(c) (5 points) You can find $\log\left(\frac{e_2}{e_3}\right)$ and $\log R$ from our dataset. Consider the following OLS specification,
$\log\left(\frac{e_2}{e_3}\right) = \gamma_1 + \gamma_2(\log R)$.
That is, you can use linear regression to find the (point) estimation of $\gamma_1$ and $\gamma_2$. Show that
$\alpha = 1 - \frac{1}{\gamma_2}$, $\delta = \exp(-\gamma_1/\gamma_2)$,
where $\exp(\cdot)$ is the exponential function.
Hint. How can you compare the results from (b) and (c)?

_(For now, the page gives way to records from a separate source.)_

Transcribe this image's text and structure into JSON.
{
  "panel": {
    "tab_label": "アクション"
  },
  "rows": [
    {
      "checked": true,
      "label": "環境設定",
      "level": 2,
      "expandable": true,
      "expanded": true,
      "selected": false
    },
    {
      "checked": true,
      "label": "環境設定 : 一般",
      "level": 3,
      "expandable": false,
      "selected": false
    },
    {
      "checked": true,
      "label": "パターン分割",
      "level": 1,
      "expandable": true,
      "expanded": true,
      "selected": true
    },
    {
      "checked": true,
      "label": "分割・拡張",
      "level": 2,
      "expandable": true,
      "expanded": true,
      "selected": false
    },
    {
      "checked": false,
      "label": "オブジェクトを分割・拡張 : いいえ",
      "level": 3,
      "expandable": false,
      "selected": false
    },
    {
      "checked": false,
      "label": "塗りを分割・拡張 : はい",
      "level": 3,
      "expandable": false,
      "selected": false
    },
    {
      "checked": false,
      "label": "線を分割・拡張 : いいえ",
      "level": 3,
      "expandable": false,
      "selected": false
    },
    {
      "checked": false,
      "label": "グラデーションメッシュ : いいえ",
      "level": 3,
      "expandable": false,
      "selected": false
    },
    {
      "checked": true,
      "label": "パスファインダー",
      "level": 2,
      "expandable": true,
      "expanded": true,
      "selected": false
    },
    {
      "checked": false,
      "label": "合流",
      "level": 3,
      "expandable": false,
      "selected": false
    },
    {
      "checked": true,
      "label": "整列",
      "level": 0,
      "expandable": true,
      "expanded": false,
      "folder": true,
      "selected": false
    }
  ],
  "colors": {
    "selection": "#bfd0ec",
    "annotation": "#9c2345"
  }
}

(d) (Bonus 5 points) Use the allocation data from Week 1 only to estimate $\alpha$ and $\delta$. You can directly follow the specification provided in (c). When you create the estimation data, please use
$\log\left(\frac{e_2 + 500}{e_3 + 500}\right)$
instead of
$\log\left(\frac{e_2}{e_3}\right)$
to ensure that the model is identified.
(e) (10 points) Now we move on to solve the optimal task allocation in Week 2. Specifically, consider the utility function evaluated in Week 2,
$U_2 = \delta(-e_2^*) + \beta\delta^2(-e_3^*)$.
Given R, show that the optimal allocation $e_2^*$ and $e_3^*$ satisfy
$\frac{e_2^*}{e_3^*} = \left(\frac{\beta\delta}{R}\right)^{\frac{1}{\alpha-1}}$.